Вот открываются двери в сенях, и на крылечке появляется дядя Юзукаса Константас, мужчина лет пятидесяти, с настороженным лицом, — он живет на северной половине избы. «Опять стучишь? — говорит он мальчику. — Опять мой молоток взял?! Гвоздь… Я спрашиваю, откуда у тебя этот гвоздь?» — «Да отстань ты от ребенка», — вмешивается старая. В сени вылетает невысокая женщина с птичьим носом, мачеха Юзукаса. «Во-во… во-во», — говорит она, но мы уже идем по тропинке через сосняк, к дому тетки Юзукаса Тякле Визгирдене. В сенях глинобитный пол, хлев жмется к избе, несколько яблонь. Завидев нас, Визгирда отходит в сторону, поправляет сползшие портки и, странно потягиваясь, озирается. Он всегда здесь, среди сосенок, у риги или в ольшанике на берегу речки. Теперь, когда всякие слоняются по деревням, Визгирда в избе не засиживается, неохота ему говорить с кем попало.
В пятистах метрах, в сосновой рощице, на холме, возле самой реки — дом Диржиса: Стеклянная веранда, хлев с каменными стенами, в высоком осиннике клеть, крыша которой усыпана мелкими желтыми листочками, возле хлева расхаживают лошади. Скотник Анупрас — жилец Диржиса — гонит их в хлев. Слышно, как свистит его кнут. «Но! — кричит Анупрас. — Но, курва!» Лицо у него багровое, изъеденное оспой. Говорят, что у Анупраса кила, что однажды он повредился в рассудке, и, когда с ним случаются припадки безотчетного гнева, он, мол, может и человека убить. Тякле Визгирдене уверяет, что какое слово ему ни скажи — в ответ только бу да бу, губу отвесит, на человека глаз не поднимает, молчит, словно воды в рот набрал.

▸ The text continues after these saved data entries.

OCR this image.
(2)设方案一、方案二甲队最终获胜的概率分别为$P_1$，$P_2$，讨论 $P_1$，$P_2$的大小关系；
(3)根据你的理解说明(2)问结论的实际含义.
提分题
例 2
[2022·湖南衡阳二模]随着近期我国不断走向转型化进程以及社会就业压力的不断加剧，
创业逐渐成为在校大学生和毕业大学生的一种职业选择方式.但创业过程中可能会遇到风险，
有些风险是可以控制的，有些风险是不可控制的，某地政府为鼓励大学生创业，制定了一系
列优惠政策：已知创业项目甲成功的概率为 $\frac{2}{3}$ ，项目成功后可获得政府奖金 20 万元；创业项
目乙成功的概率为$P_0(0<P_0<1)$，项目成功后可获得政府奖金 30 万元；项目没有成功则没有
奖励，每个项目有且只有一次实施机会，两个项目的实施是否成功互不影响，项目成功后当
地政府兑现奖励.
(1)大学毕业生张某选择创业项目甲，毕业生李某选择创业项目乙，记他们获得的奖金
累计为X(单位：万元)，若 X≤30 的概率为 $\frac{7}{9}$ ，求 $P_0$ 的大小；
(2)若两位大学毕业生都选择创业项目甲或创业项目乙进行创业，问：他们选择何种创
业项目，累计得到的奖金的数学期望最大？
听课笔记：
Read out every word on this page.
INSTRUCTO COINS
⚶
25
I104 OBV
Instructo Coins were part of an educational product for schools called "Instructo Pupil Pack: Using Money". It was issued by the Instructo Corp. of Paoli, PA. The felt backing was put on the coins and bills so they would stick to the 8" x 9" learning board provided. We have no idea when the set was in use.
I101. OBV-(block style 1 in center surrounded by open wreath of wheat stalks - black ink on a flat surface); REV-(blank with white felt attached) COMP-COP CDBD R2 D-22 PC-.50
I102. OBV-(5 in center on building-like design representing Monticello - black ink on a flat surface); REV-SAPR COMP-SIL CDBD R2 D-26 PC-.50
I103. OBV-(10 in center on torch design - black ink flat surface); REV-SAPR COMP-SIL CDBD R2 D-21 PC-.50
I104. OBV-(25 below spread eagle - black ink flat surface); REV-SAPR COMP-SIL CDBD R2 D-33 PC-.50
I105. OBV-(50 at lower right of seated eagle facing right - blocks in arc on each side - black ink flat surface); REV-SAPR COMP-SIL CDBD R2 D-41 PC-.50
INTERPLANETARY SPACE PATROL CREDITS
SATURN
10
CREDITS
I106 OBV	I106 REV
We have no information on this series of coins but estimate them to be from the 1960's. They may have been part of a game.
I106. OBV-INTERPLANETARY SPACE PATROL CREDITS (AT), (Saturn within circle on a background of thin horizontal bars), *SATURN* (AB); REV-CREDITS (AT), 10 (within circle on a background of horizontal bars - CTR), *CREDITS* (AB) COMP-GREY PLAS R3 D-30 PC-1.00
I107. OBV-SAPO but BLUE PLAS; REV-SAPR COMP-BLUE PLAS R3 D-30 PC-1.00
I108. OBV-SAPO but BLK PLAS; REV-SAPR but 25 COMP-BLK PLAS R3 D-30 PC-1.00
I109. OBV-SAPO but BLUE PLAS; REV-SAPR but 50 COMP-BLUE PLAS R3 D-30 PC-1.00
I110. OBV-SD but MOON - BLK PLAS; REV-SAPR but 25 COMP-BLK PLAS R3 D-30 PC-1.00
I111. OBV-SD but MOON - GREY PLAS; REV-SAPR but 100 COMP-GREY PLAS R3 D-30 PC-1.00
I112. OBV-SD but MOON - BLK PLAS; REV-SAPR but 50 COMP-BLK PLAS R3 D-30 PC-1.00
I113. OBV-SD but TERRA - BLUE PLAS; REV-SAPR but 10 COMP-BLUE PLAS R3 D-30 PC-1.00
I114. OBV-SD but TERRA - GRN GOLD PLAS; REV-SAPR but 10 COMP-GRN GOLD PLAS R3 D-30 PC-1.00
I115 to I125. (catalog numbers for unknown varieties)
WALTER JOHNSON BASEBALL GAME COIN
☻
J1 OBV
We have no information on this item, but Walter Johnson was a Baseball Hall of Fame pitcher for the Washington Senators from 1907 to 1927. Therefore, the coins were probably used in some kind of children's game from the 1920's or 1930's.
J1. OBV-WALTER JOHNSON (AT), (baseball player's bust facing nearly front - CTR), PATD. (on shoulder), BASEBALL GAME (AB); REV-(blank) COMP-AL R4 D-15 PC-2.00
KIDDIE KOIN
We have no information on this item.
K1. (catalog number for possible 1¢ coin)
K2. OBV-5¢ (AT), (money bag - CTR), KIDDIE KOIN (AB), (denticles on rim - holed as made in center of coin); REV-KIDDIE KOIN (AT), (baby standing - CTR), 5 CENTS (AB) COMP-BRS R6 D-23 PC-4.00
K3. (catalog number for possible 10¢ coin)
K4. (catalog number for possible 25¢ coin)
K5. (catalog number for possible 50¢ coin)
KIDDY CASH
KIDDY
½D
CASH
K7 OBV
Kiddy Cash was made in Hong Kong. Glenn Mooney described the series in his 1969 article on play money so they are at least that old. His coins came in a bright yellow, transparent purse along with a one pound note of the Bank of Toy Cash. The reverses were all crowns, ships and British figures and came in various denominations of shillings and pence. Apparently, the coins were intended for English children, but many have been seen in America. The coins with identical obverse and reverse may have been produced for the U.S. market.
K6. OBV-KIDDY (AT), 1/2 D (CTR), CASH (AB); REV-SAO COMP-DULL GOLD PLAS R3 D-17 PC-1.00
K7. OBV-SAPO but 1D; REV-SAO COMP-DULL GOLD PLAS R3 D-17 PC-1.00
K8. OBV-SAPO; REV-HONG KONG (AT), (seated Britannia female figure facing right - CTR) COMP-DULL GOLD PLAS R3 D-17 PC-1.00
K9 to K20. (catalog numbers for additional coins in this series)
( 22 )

Близится вечер, сеется теплая мгла, ржут, бьют копытами лошади. Откуда-то вроде бы доносится хихиканье собравшихся в круг парней. Что-то животное вдруг просыпается в этой мгле, где воздух пропитан смрадом навоза и конского пота, где влажным языком лижет своего только что народившегося теленка пеструха, с полей нет-нет да и повеет пахотой и жирным черноземом, а хозяева этой усадьбы, брат и сестра Диржисы — ни один из них пары себе не искал, не хотел землю делить (так во всяком случае считают Визгирды), — листают пожелтевшие страницы требника, а над их головами качается в полумраке комнаты маятник стенных часов. Здесь дух вербы и ладана, и картины с изображением святых, и распятый спаситель, и долгое молчание, и вздохи раскаяния. Тишину нарушают только удары стенных часов — дин-дан… И как бы вторя им, начинают звонить колокола местечкового костельчика. У богомольцев и здесь не идет из головы хозяйство, работа. Почти физически ощущаешь, как эта жизнь медленно погружается в сумрак, в густеющую темноту.
Огни в окнах дома Пятраса Ужпялькиса прошлой ночью приманили бродившего по полям его родича — сына мельника Мильджюса. Хозяева и не подозревают, что сейчас он скрывается у них на чердаке. Услышав во дворе голоса, Миколас Мильджюс приподнимается, пододвигает к себе автомат и впивается взглядом в крохотное сводчатое оконце. Сзади, за его спиной, на охапке свалявшегося сена лежит женщина. Рука подсунута под голову, лицо набрякшее, веки покрасневшие, темнорусые волосы растрепаны. Она смотрит на стреху, под которой снуют шустрые ласточки — господи, сколько у них забот, треволнений, как они щебечут над своими маленькими, старательно слепленными гнездышками! Полчаса тому назад Миколас Мильджюс сказал, что он испытывает просто отвращение, когда смотрит на таких, как Даукинтисы. Кроты проклятые! До чего же никчемны и жалки их потуги любой ценой продлить свое существование. (Ты обречен, поэтому так говоришь, ты им завидуешь, подумала женщина.) Справедливость! Им, видите ли, подавай справедливость! Мы им покажем справедливость. От их справедливости разит тряпьем, смятыми постелями, солью, отложившейся в их искривленных костях. Вот кем я стал из-за их справедливости! — Мильджюс одернул прилипшую к груди поношенную холщовую рубаху. — Пусть носятся со своей справедливостью, но зачем они навязывают ее другим?! Мне?! — кричал он охрипшим голосом. Он задыхался, тяжело дышал ей в лицо, бил себя кулаком в грудь.